The Peril and Promise of Solar Geoengineering
It is becoming increasingly apparent that the goal of no more than a 2 degrees C. rise in global temperatures established by the Paris Agreement will not likely be met in a reasonable time frame. Post-pandemic global emissions are expected to continue to rise as more fossil fuel plants, including coal, are still being planned or placed into service for the foreseeable future, while countries that are reducing emissions are missing their goals. And while proposals for taking carbon dioxide out of the atmosphere are emerging, it will take decades for these to prove themselves and scale up to the levels required. Meanwhile, deforestation, severe droughts, raging fires and more powerful hurricanes appear to be happening faster than expected.
With this as a backdrop, Dr. Keith argues that solar geoengineering may be a viable option in that it could be implemented fairly easily and at low cost, estimated at $5B per year, yet offset the impact of many decades of carbon emissions. Research done to date by his team and international colleagues, suggests that the identified risks may prove manageable, but that much more research needs to be done to create a greater assurance that unintended consequences can be understood and controlled.
He will first review the science and technology of solar geoengineering, addressing its effectiveness in reducing climate risks.

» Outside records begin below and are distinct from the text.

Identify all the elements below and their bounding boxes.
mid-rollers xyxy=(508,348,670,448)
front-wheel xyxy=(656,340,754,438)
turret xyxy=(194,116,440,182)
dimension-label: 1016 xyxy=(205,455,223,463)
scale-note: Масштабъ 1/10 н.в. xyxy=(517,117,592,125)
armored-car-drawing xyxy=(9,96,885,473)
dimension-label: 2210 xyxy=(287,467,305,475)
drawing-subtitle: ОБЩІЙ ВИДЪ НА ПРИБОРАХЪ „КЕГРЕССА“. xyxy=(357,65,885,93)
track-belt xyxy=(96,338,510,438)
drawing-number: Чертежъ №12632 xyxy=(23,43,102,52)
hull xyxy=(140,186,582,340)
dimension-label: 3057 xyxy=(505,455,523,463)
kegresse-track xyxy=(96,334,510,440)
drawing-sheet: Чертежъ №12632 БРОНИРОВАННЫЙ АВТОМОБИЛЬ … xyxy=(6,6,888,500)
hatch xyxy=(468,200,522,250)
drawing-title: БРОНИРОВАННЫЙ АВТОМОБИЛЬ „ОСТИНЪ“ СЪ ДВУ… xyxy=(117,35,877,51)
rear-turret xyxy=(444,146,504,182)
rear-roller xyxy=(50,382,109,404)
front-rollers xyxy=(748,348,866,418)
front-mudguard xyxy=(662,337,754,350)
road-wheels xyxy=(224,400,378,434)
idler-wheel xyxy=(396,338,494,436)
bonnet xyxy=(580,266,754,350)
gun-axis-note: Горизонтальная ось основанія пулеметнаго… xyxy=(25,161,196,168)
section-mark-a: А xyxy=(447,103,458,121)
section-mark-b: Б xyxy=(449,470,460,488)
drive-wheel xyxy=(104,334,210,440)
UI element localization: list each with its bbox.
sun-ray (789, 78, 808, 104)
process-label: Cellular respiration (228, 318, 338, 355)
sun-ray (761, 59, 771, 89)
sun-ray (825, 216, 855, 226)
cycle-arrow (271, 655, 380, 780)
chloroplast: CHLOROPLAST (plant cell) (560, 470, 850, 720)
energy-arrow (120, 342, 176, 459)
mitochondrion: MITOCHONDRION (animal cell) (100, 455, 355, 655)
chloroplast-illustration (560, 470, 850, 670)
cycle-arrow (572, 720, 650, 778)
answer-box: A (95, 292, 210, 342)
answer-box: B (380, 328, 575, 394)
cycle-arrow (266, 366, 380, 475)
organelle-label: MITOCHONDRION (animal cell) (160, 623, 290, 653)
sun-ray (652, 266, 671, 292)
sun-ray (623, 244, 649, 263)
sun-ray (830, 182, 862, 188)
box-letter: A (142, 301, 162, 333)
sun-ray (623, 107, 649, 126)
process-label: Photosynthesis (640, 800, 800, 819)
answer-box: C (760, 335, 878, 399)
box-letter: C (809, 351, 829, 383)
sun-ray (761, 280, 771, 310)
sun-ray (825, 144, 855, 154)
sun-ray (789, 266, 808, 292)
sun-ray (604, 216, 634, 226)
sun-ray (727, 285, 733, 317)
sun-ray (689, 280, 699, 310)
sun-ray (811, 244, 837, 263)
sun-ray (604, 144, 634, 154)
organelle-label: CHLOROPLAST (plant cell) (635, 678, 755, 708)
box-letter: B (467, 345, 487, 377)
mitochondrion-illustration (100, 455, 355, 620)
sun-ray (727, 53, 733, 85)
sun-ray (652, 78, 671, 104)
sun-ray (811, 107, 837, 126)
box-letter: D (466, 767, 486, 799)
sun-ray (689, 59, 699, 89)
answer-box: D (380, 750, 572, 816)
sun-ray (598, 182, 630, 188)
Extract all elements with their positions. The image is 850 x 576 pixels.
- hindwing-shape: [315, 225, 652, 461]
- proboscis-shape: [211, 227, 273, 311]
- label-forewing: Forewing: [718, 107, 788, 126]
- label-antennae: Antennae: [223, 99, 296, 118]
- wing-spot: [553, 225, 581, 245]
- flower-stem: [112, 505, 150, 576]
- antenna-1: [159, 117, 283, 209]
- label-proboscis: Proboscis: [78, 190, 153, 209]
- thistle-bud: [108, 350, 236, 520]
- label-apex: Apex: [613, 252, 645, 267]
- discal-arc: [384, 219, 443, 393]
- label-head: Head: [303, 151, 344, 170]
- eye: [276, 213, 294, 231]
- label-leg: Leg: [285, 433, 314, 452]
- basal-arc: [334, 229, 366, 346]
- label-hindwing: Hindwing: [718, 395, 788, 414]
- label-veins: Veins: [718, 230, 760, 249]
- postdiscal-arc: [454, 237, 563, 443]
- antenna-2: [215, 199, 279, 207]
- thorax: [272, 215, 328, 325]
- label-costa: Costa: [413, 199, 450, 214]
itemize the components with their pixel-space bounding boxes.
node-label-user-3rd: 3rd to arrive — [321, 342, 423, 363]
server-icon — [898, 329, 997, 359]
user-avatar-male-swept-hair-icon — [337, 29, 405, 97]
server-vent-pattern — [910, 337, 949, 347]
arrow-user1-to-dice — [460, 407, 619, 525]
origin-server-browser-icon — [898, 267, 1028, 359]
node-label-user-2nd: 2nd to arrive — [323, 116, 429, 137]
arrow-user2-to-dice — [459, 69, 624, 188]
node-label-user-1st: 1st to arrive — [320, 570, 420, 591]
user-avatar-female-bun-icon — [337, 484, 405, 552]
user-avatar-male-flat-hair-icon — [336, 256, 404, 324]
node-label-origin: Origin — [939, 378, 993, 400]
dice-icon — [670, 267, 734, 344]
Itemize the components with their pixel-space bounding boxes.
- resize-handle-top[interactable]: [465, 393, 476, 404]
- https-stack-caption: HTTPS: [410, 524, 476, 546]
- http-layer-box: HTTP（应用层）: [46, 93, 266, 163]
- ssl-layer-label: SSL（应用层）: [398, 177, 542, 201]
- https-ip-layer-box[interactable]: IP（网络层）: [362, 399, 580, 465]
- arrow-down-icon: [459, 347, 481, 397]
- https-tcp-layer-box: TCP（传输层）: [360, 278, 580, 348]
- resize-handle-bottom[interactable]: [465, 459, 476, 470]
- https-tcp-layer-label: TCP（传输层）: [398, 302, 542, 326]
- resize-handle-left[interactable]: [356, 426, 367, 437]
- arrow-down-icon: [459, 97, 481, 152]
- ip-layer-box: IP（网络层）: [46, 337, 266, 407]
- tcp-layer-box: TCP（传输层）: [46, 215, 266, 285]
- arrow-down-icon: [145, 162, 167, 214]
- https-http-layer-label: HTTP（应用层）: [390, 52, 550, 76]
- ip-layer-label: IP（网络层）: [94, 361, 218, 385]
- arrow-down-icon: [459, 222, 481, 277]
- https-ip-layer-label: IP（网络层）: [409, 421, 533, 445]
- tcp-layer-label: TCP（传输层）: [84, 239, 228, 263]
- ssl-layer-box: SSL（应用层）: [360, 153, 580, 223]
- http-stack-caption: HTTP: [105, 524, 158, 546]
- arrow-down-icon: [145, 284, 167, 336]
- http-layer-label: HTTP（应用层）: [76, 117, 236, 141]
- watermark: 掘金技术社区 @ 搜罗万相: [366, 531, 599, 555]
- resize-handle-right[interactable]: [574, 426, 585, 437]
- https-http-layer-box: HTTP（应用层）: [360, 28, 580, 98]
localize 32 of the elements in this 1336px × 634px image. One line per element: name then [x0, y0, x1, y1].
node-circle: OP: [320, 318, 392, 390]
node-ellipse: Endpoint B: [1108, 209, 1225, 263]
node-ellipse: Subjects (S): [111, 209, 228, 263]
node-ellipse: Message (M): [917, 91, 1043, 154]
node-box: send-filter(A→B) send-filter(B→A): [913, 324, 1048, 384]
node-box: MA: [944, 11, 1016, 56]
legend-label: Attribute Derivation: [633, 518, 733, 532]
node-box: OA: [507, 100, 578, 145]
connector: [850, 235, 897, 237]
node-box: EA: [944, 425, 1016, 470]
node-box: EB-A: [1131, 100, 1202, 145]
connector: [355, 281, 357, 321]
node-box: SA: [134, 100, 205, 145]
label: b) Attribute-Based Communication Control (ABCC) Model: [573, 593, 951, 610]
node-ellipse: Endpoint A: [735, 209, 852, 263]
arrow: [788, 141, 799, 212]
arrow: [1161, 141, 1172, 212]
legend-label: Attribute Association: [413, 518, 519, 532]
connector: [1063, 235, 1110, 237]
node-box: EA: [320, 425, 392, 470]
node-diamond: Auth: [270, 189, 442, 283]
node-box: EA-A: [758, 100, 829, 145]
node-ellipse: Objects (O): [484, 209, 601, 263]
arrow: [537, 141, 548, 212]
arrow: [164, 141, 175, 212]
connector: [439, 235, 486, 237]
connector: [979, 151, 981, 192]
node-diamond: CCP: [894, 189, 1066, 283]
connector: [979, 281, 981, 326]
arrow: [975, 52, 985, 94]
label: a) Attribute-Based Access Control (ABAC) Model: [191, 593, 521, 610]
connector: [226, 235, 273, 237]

Then he will describe how solar geoengineering may create new non-climate risks and analyze their potential severity. Finally, he will discuss how a substantial research program could further reduce risk and uncertainty. He will then propose a case for integrating solar geoengineering into a climate policy that includes a full range of emissions cuts, major carbon removal approaches and adaptation. In his proposal, solar geoengineering is positioned as a long-time frame but temporary bridge to buy time to get to net zero emissions and fully implement carbon removal without blowing away the 2 degrees C. goal altogether.